The Grand Canyon State’s business community has no better cheerleader than Arizona Chamber of Commerce and Industry CEO Glenn Hamer.
However, in our view, his current effort to take the Arizona Corporation Commission and the Citizens Clean Elections Commission to task for trying to inject much-needed transparency into our elections is not in the best interest of Arizona voters. We decided to respond together.
Both of our offices have clearly defined responsibilities under Arizona law. Voters approved Clean Elections in 1998 and Arizona is just one of a handful of states that have elected utility regulators.
Until the Citizens United case, utilities that wanted to advocate for or against the election of its regulators had to disclose such spending. In 2012, the campaign arm of Mr. Hamer’s chamber spent money donated by APS and Southwest Gas in Corporation Commission races. At the time, both companies had stated policies of refraining from spending in Corporation Commission races. Mr. Hamer honorably took responsibility for that mistake.
In 2014, the primary and general election contests drew millions of dollars in so-called dark money spending. Never before had so many political ads received so much attention. It was part of the most expensive, least transparent election in our history.
To be sure, no law or regulation prevents any utility or any other American corporation from participating in elections. Both the Arizona Corporation Commission and the Clean Elections Commission seek to ensure that entities that are obligated to file campaign finance reports do so and that there are clear rules so both election spenders and the public can understand how money is spent by and on behalf of candidates. Neither of us argues the lawful right of companies to spend money in the political arena, but voters should have more information, not less.

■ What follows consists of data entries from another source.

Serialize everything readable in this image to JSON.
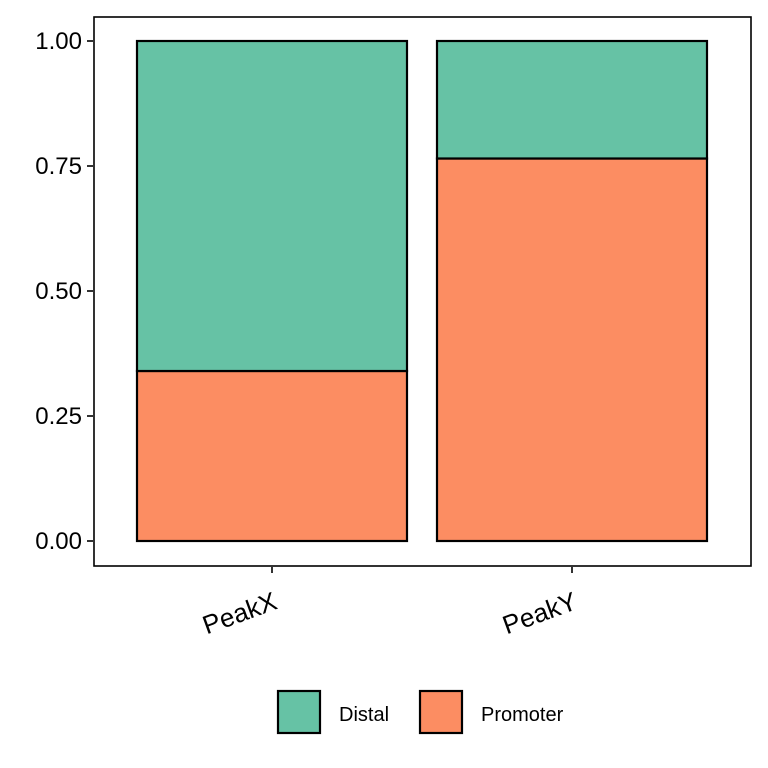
{
  "chart_data": {
    "type": "bar",
    "stacked": true,
    "categories": [
      "PeakX",
      "PeakY"
    ],
    "series": [
      {
        "name": "Promoter",
        "values": [
          0.34,
          0.765
        ],
        "color": "#FC8D62"
      },
      {
        "name": "Distal",
        "values": [
          0.66,
          0.235
        ],
        "color": "#66C2A5"
      }
    ],
    "legend": {
      "position": "bottom",
      "entries": [
        {
          "label": "Distal",
          "color": "#66C2A5"
        },
        {
          "label": "Promoter",
          "color": "#FC8D62"
        }
      ]
    },
    "yticks": [
      "0.00",
      "0.25",
      "0.50",
      "0.75",
      "1.00"
    ],
    "ylim": [
      0,
      1
    ],
    "grid": false,
    "xlabel": "",
    "ylabel": "",
    "title": ""
  }
}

The Clean Elections Act clearly provides an independent campaign finance oversight role for the commission. And Article 15, Section 4 of the state Constitution reads:
“The corporation commission, and the several members thereof, shall have power to inspect and investigate the property, books, papers, business, methods, and affairs of any corporation whose stock shall be offered for sale to the public and of any public service corporation doing business within the state, and for the purpose of the commission, and of the several members thereof, shall have the power of a court of general jurisdiction to enforce the attendance of witnesses and the production of evidence by subpoena, attachment, and punishment, which said power shall extend throughout the state.”
Disclosure is the bedrock of our democracy. Voters should be able to follow the money, understand how campaigns are financed and how election dollars are spent. In this way, voters are able to make informed decisions.
While we welcome Mr. Hamer’s thoughts, he might want to brush up on the law and the state Constitution that show both the Arizona Corporation Commission and the Citizens Clean Elections Commission are acting within their authority. And doing so for the benefit of the people.
— Robert Burns is a member of the Arizona Corporation Commission and Thomas Koester is chairman of the Citizens Clean Elections Commission.